Woran misst man das richtige oder zumutbare Maß an Arbeit? Hier ist Führung gefragt. „Mir geht es auch nicht besser als Ihnen“ ist keine hilfreiche Antwort auf die Beschwerde einer Kollegin oder eines Mitarbeiters. In Phasen mit viel Arbeit, die es regelmäßig und vorhersehbar, aber auch plötzlich und unerwartet geben kann, ist es wichtig, sie für alle Beteiligten nicht unangenehmer zu machen als unbedingt nötig.

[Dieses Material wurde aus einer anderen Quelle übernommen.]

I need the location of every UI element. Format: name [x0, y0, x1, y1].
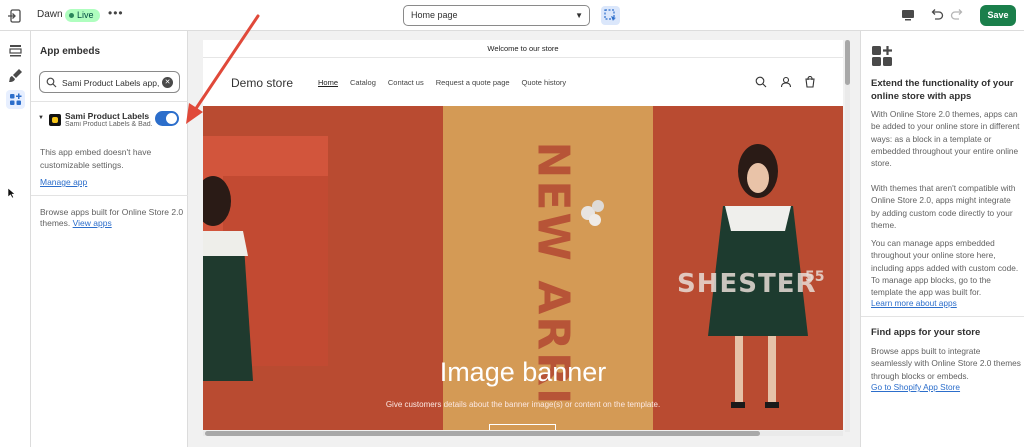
chevron-down-icon: ▼: [575, 11, 583, 20]
divider: [861, 316, 1024, 317]
banner-art-text-55: 55: [805, 269, 825, 285]
search-value: Sami Product Labels app,: [62, 78, 159, 88]
save-button[interactable]: Save: [980, 5, 1016, 26]
view-apps-link[interactable]: View apps: [73, 218, 112, 228]
panel-title: App embeds: [40, 46, 101, 57]
app-embed-name: Sami Product Labels: [65, 111, 150, 121]
scroll-thumb[interactable]: [845, 40, 850, 85]
cart-icon[interactable]: [804, 76, 816, 88]
apps-info-panel: Extend the functionality of your online …: [860, 31, 1024, 447]
sami-app-logo: [49, 114, 61, 126]
image-banner[interactable]: NEW ARRI SHESTER 55 Image banner Give cu…: [203, 106, 843, 430]
manage-app-link[interactable]: Manage app: [40, 177, 87, 187]
left-rail: [0, 31, 31, 447]
apps-icon: [872, 46, 892, 66]
redo-icon[interactable]: [950, 7, 965, 22]
app-embed-toggle[interactable]: [155, 111, 179, 126]
paintbrush-icon: [9, 69, 22, 82]
info-paragraph-2: With themes that aren't compatible with …: [871, 183, 1016, 230]
store-preview[interactable]: Welcome to our store Demo store Home Cat…: [203, 40, 843, 430]
banner-button[interactable]: [489, 424, 556, 430]
divider: [31, 101, 188, 102]
search-icon: [46, 77, 57, 88]
info-paragraph-1: With Online Store 2.0 themes, apps can b…: [871, 109, 1020, 169]
sections-button[interactable]: [6, 41, 25, 60]
app-embed-item[interactable]: ▼ Sami Product Labels Sami Product Label…: [31, 106, 188, 132]
undo-icon[interactable]: [929, 7, 944, 22]
banner-subheading: Give customers details about the banner …: [385, 400, 661, 409]
no-settings-note: This app embed doesn't have customizable…: [40, 147, 152, 170]
banner-art-text-shester: SHESTER: [677, 269, 817, 299]
nav-home[interactable]: Home: [318, 78, 338, 87]
desktop-view-icon[interactable]: [901, 8, 915, 22]
inspector-toggle-button[interactable]: [601, 6, 620, 25]
find-apps-text: Browse apps built to integrate seamlessl…: [871, 346, 1021, 381]
preview-horizontal-scrollbar[interactable]: [203, 431, 843, 436]
page-select[interactable]: Home page ▼: [403, 5, 590, 26]
app-embeds-button[interactable]: [6, 90, 25, 109]
theme-name: Dawn: [37, 9, 63, 20]
live-status-badge: Live: [65, 9, 100, 22]
sections-icon: [9, 45, 22, 57]
preview-vertical-scrollbar[interactable]: [845, 40, 850, 432]
nav-quote-history[interactable]: Quote history: [522, 78, 567, 87]
caret-down-icon[interactable]: ▼: [38, 115, 44, 121]
info-title: Extend the functionality of your online …: [871, 78, 1014, 102]
learn-more-apps-link[interactable]: Learn more about apps: [871, 298, 957, 308]
page-select-value: Home page: [411, 10, 458, 20]
apps-icon: [10, 93, 22, 105]
app-embeds-panel: App embeds Sami Product Labels app, ✕ ▼ …: [31, 31, 188, 447]
more-actions-button[interactable]: •••: [108, 6, 124, 20]
account-icon[interactable]: [780, 76, 792, 88]
nav-contact[interactable]: Contact us: [388, 78, 424, 87]
store-nav: Home Catalog Contact us Request a quote …: [318, 78, 566, 87]
scroll-thumb[interactable]: [205, 431, 760, 436]
app-embed-search-input[interactable]: Sami Product Labels app, ✕: [39, 71, 180, 93]
nav-catalog[interactable]: Catalog: [350, 78, 376, 87]
search-icon[interactable]: [755, 76, 767, 88]
theme-settings-button[interactable]: [6, 66, 25, 85]
info-paragraph-3: You can manage apps embedded throughout …: [871, 238, 1019, 298]
divider: [31, 195, 188, 196]
clear-search-icon[interactable]: ✕: [162, 77, 173, 88]
shopify-app-store-link[interactable]: Go to Shopify App Store: [871, 382, 960, 392]
store-logo-text[interactable]: Demo store: [231, 76, 293, 90]
banner-heading: Image banner: [439, 357, 607, 387]
top-bar: Dawn Live ••• Home page ▼ Save: [0, 0, 1024, 31]
browse-apps-text: Browse apps built for Online Store 2.0 t…: [40, 207, 185, 229]
inspector-icon: [604, 9, 616, 21]
exit-icon[interactable]: [7, 8, 23, 24]
mouse-cursor-icon: [7, 187, 16, 199]
announcement-bar: Welcome to our store: [203, 40, 843, 58]
find-apps-title: Find apps for your store: [871, 327, 981, 338]
app-embed-subtitle: Sami Product Labels & Bad...: [65, 121, 153, 128]
nav-request-quote[interactable]: Request a quote page: [436, 78, 510, 87]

Wenn viel Arbeit anfällt, muss sie gemacht werden. Wer sie allerdings missmutig tut und missmutig verteilt, wird Missmut ernten. Man muss nicht gerade jetzt auch noch lange angestauten Frust ablassen. Um mit dem Ärger im eigenen Inneren umzugehen, kann man Möglichkeiten für inneres Managements nutzen. Danach erst kann man den anderen richtig zuhören und dem, was sie sagen, Aufmerksamkeit geben: Können sie ihre Fähigkeiten optimal einsetzen und bekommen sie dabei genügend aufrichtige Anerkennung? Oder glaubt man, darüber schon alles zu wissen? Das stünde einer aufmerksamen Wahrnehmung eher im Weg.

 

 

 

Was macht Sinn?

Unser geschätzter Gesprächspartner hat für sich entschieden, einen Kommunikationskanal außer Betrieb zu nehmen: „Wenn die anderen mich ‚zumüllen‘, dann schütze ich meine Qualitätsansprüche und beschränke mich auf den direkten Dialog.“

Er orientiert sich an dem, was für ihn Sinn macht.
Das könnte man so definieren:

  • Ich ehre das, was mich ausmacht, und was ich anderen zur Verfügung stellen kann.
  • Ich halte mich selbst in einem guten Zustand, um handeln und lernen zu können.
  • Diesen Zustand messe ich daran, ob ich zielgerichtet sprechen und zugewandt zuhören kann. Und daran, ob ich zum Wohlergehen des Ganzen beitragen kann.
  • Ich richte meine Aufmerksamkeit auf das, was andere von mir gut gebrauchen können.
  • Ich bin bereit, andere um Hilfe zu bitten und ihre Leistungen wirksam zu nutzen.

 

Sinn braucht Verantwortung

Wer sinn-voll agieren möchte, muss bereit sein, Verantwortung zu übernehmen und Entscheidungen zu treffen. Oft setzt man das mit Schwere und Belastung (und viel Arbeit!) gleich, aber eigentlich heißt es nur: Ich bin da; ich arbeite an mir selbst; Ich bin ansprechbar; ich gehe davon aus, dass es einen guten Weg gibt, und dass wir ihn finden, wenn wir den entsprechenden Signalen folgen; lasst uns gehen!

 

Sinn kann sich entfalten, wenn Verbündete da sind

Wenn man nicht mehr allein ist, sondern zu mehreren eine
Aufgabe „rockt“ und zu einem guten Ergebnis bringt, dann kann
viel Arbeit plötzlich begeistern und für eine gewisse Zeit Freude machen. Man kann spüren, dass sie „Sinn“ macht, und dass
man mit anderen gemeinsam etwas vielleicht sogar Großes zustande bringt. Man kann das Werden miterleben – und auch
den Moment, an dem es dann zu Ende ist.

Solches Arbeiten nährt und ist verdaulich. Und man kommt
besser wieder raus, als man reingegangen ist.

 

P.S. Viel Leid bringt nicht unbedingt viel Ehr‘

Wenn das Leiden an zu viel Arbeit anhält, könnte man sich fragen: will ich das Übermaß an Arbeit wirklich auflösen, oder will ich etwas haben, woran ich leiden kann? Habe ich das Bedürfnis nach Anerkennung, möchte ich unentbehrlich sein, und will ich, dass
alle das merken? Will ich alles kontrollieren, die Fäden allein in der Hand haben?

Wenn das der Sinn sein soll, ist das auch eine Entscheidung. Vielleicht aber eine vorläufige?